On a ensuite fait 1h30 de route jusqu’à Kuta, où nous passons notre dernière nuit dans un hôtel tout près de l’aéroport. On s’est payé un peu de luxe: une chambre avec accès direct à la piscine (visite de notre chambre en vidéo sur la page Facebook Hugo autour du monde). On va pouvoir bien dormir et se laver en profondeur (et comme il faut) avant d’entamer notre long retour.


On a d’ailleurs été très bien reçu: un petit mot personnalisé nous souhaitant une bonne lune de miel nous attendait sur le lit et l’équipe du service au chambre a pris soin de nous faire livrer, en soirée, un petit gâteau. De belles petites attentions!


Encore une fois, l’atmosphère est complètement différente des autres villes que nous avons vues pendant notre séjour. Ici, on sent la présence de la sécurité. À notre arrivée à l’hôtel, le coffre arrière de notre taxi a été fouillé avant de nous laisser entrer sur le site. Il faut dire que c’est à Kuta qu’est survenu le pire attentat de l’histoire de l’Indonésie. En octobre 2002, plus de 200 personnes sont mortes et 200 autres blessées dans un double attentat dans une boîte de nuit. On a d’ailleurs passé par le monument en hommage aux victimes en arrivant ici.

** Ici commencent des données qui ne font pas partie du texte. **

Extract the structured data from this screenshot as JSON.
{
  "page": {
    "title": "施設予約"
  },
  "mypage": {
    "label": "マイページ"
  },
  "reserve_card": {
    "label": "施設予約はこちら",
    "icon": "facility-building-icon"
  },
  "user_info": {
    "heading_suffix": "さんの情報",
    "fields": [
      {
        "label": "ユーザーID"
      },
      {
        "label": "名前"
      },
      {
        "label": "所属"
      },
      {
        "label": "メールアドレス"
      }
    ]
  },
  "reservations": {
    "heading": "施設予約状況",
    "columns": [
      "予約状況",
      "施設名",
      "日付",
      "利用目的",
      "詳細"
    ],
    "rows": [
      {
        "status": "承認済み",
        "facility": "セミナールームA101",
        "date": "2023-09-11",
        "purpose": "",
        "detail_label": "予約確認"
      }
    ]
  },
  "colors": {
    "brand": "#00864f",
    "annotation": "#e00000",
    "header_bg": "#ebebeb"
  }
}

Kuta est ville pour faire la fête. Il y a une manne de jeunes touristes, dont beaucoup d’Australiens. Nous, on se contentera de se reposer à l’hôtel d’ici notre départ.

Hébergement à Kuta:

  • Amnaya Resort Kuta
  • 127$ / nuit, petit déjeuner inclus.
  • Chambre avec accès direct à la piscine.
  • À moins de 3 kilomètres de l’aéroport international de Denpasar.

Déserte Amed

Amed a la mine basse ces jours-ci. Le taux d’occupation des hôtels est extrêmement bas, les restaurants sont vides, les commerçants courent après les clients… Je vous en parlais un peu, la ville subit les conséquences de l’éruption possiblement prochaine du volcan Agung, à quelques kilomètres d’ici… et de la « mauvaise publicité » faite par certaines personnes d’autres régions de Bali qui laissent entendre qu’Amed est fermée en raison du risque. 

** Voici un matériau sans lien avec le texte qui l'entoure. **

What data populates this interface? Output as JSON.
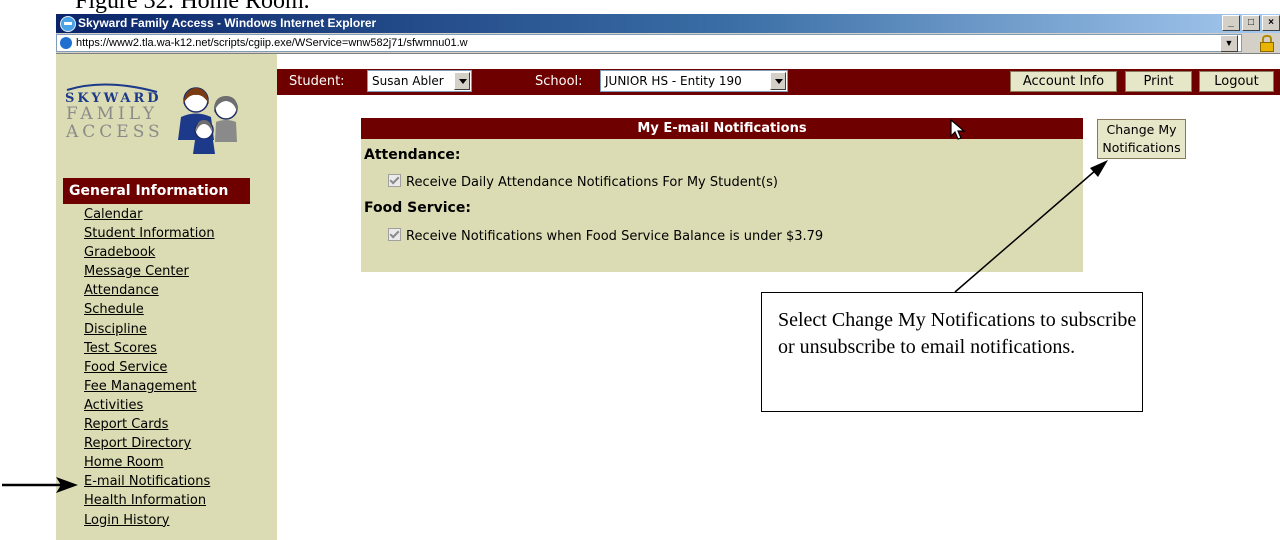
{
  "figure_caption": "Figure 32: Home Room.",
  "window": {
    "title": "Skyward Family Access - Windows Internet Explorer",
    "controls": [
      "_",
      "□",
      "×"
    ]
  },
  "address_bar": {
    "url": "https://www2.tla.wa-k12.net/scripts/cgiip.exe/WService=wnw582j71/sfwmnu01.w"
  },
  "toolbar": {
    "student_label": "Student:",
    "student_value": "Susan Abler",
    "school_label": "School:",
    "school_value": "JUNIOR HS - Entity 190",
    "account_info": "Account Info",
    "print": "Print",
    "logout": "Logout"
  },
  "logo": {
    "line1": "SKYWARD",
    "line2": "FAMILY",
    "line3": "ACCESS"
  },
  "sidebar": {
    "header": "General Information",
    "items": [
      "Calendar",
      "Student Information",
      "Gradebook",
      "Message Center",
      "Attendance",
      "Schedule",
      "Discipline",
      "Test Scores",
      "Food Service",
      "Fee Management",
      "Activities",
      "Report Cards",
      "Report Directory",
      "Home Room",
      "E-mail Notifications",
      "Health Information",
      "Login History"
    ]
  },
  "panel": {
    "title": "My E-mail Notifications",
    "attendance_title": "Attendance:",
    "attendance_option": "Receive Daily Attendance Notifications For My Student(s)",
    "food_title": "Food Service:",
    "food_option": "Receive Notifications when Food Service Balance is under $3.79"
  },
  "change_button": {
    "line1": "Change My",
    "line2": "Notifications"
  },
  "callout": {
    "text": "Select Change My Notifications to subscribe or unsubscribe to email notifications."
  },
  "colors": {
    "maroon": "#6e0000",
    "tan": "#dcdcb4",
    "button_bg": "#e6e6c8"
  }
}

On en discutait avec le gérant de notre hôtel, Étienne, un peu plus tôt. Non seulement plusieurs touristes ont annulé leur séjour ici, mais il n’a pratiquement aucune réservation prévue dans les prochaines semaines. Il a réduit ses effectifs, mais il doit quand même faire travailler son personnel. Malgré tout, il s’estime chanceux parce que LUI a quelques clients pendant que d’autres n’en ont pas du tout, mais surtout parce qu’Amed est « safe » alors que des milliers de personnes risquent de tout perdre.


Tout ça donne une ambiance un peu bizarre. Les restaurants sont toujours vides, le personnel étant assis en espérant voir des clients se pointer. L’employée du dépanneur d’en face nous a dit « See you tomorrow » quand on est allé s’acheter une crème glacée après le souper. Ils espèrent tous nous revoir jour après jour.

Dimanche matin, on s’est rendu dans un petit spa pas très loin de notre hôtel pour recevoir un massage. C’est mon amie Claudine qui m’avait recommandé l’endroit. Rendus sur place, il n’y avait pas de massotherapeute. C’est finalement une employée de l’hôtel adjacent qui les a appelées pour nous et elles sont arrivées 20 minutes plus tard en s’excusant, expliquant qu’il n’y avait pas assez de clients pour maintenir du personnel en place.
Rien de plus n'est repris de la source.